Em Santa Maria, Região Central, são três seminários, mas no próximo ano serão unificados para proporcionar uma vivência em comunidade aos futuros padres.
— No passado se procurava uma formação de qualidade, especialmente quem saia do meio rural encontrava na Igreja uma chance de qualificar sua formação. Hoje há outras opções. Os seminários numerosos, não é que deram tantos padres para a Igreja, eles formaram grandes lideranças para as comunidades, o que é um grande mérito. Mas hoje, claro, o desafio aumenta, porque entra menos gente e menos pessoas vão concluir o processo — afirma dom Leomar Antônio Brustolin, arcebispo de Santa Maria.
Mudança de perfil
Com essas mudanças, o perfil do aspirante a padre também mudou. Eles vêm de uma família pequena que nem sempre é tradicionalmente católica. Em alguns casos, já têm formação acadêmica, mas despertam o interesse pelo sacerdócio depois. Isso leva aos seminários jovens que realmente têm o discernimento para a vocação.
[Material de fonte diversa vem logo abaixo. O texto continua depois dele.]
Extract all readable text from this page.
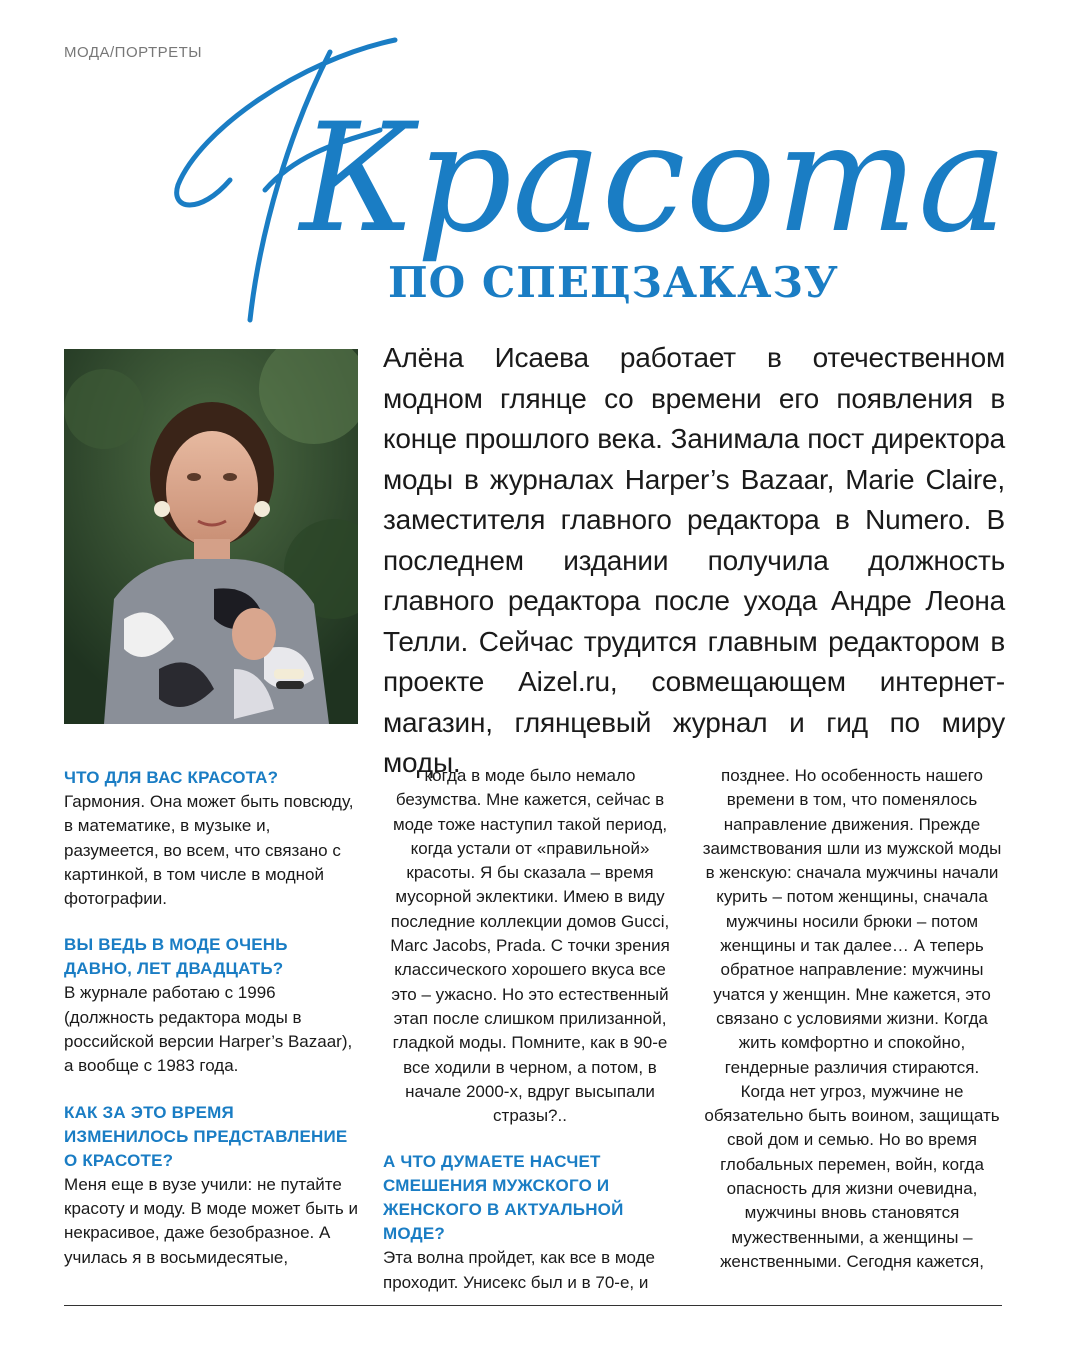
МОДА/ПОРТРЕТЫ
Красота
ПО СПЕЦЗАКАЗУ
Алёна Исаева работает в отечественном модном глянце со времени его появления в конце прошлого века. Занимала пост директора моды в журналах Harper’s Bazaar, Marie Claire, заместителя главного редактора в Numero. В последнем издании получила должность главного редактора после ухода Андре Леона Телли. Сейчас трудится главным редактором в проекте Aizel.ru, совмещающем интернет-магазин, глянцевый журнал и гид по миру моды.
ЧТО ДЛЯ ВАС КРАСОТА?
Гармония. Она может быть повсюду, в математике, в музыке и, разумеется, во всем, что связано с картинкой, в том числе в модной фотографии.
ВЫ ВЕДЬ В МОДЕ ОЧЕНЬ ДАВНО, ЛЕТ ДВАДЦАТЬ?
В журнале работаю с 1996 (должность редактора моды в российской версии Harper’s Bazaar), а вообще с 1983 года.
КАК ЗА ЭТО ВРЕМЯ ИЗМЕНИЛОСЬ ПРЕДСТАВЛЕНИЕ О КРАСОТЕ?
Меня еще в вузе учили: не путайте красоту и моду. В моде может быть и некрасивое, даже безобразное. А училась я в восьмидесятые,
когда в моде было немало безумства. Мне кажется, сейчас в моде тоже наступил такой период, когда устали от «правильной» красоты. Я бы сказала – время мусорной эклектики. Имею в виду последние коллекции домов Gucci, Marc Jacobs, Prada. С точки зрения классического хорошего вкуса все это – ужасно. Но это естественный этап после слишком прилизанной, гладкой моды. Помните, как в 90-е все ходили в черном, а потом, в начале 2000-х, вдруг высыпали стразы?..
А ЧТО ДУМАЕТЕ НАСЧЕТ СМЕШЕНИЯ МУЖСКОГО И ЖЕНСКОГО В АКТУАЛЬНОЙ МОДЕ?
Эта волна пройдет, как все в моде проходит. Унисекс был и в 70-е, и
позднее. Но особенность нашего времени в том, что поменялось направление движения. Прежде заимствования шли из мужской моды в женскую: сначала мужчины начали курить – потом женщины, сначала мужчины носили брюки – потом женщины и так далее… А теперь обратное направление: мужчины учатся у женщин. Мне кажется, это связано с условиями жизни. Когда жить комфортно и спокойно, гендерные различия стираются. Когда нет угроз, мужчине не обязательно быть воином, защищать свой дом и семью. Но во время глобальных перемен, войн, когда опасность для жизни очевидна, мужчины вновь становятся мужественными, а женщины – женственными. Сегодня кажется,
— Assim como a sociedade sofreu grandes mudanças nos últimos anos, o processo formativo dos padres também encontrou um novo formato. Nesse contexto é que se enquadram as novas vocações, que não são tanto para apenas garantir um futuro de vida, mas uma decisão muito mais profunda, onde a pessoa escolheu a vocação, acolher o chamado, por uma convicção muito profunda — contextualiza o arcebispo de Santa Maria.
Ordenado presbítero há um ano, hoje o padre Junior Lago é responsável pela animação vocacional na diocese de Santa Maria, ou seja, coordena a formação de novos sacerdotes. Ele reforça a importância de ter um seminarista com a certeza da decisão:
— A Igreja sempre prezou pela educação, e todo mundo queria ter uma oportunidade de estudo qualificada, então as pessoas procuravam o seminário. Entravam, viam quais eram as suas aptidões e se encaminhavam para outro lado. Hoje não precisa mais isso. Não é mais para você receber uma educação, e sim para você se doar para uma causa maior. Vai ter menos candidatos, mas eles estarão com outro propósito — defende.
Faltam padres no RS
Atualmente o Rio Grande do Sul tem cerca de 1,4 mil padres, e a média de idade é 45 anos. O número é considerado insuficiente. Ao todo, o Estado tem 738 paróquias e aproximadamente 9,1 mil comunidades. Conforme dom Adimir Mazali, da diocese de Erechim e bispo referencial para a Pastoral Presbiteral, esse número é insuficiente:
— Além das paróquias, nós temos outras organizações que exigem a presença do padre. Ele não é só mais o padre da paróquia, são diversas outras atividades paralelas, então isso sobrecarrega, sem dúvida nenhuma. Em algumas cidades, os padres atendem duas paróquias, por exemplo. Nós precisaríamos, para as 18 dioceses, com um olhar superficial, pelo menos mais uns 100 padres para atender essa demanda. No nosso encontro realizado em São Leopoldo (no final de novembro), percebemos muito essa realidade. Nós precisamos de mais padres, mas não temos de onde tirar. Um padre você não improvisa, são pelo menos oito anos para a ordenação.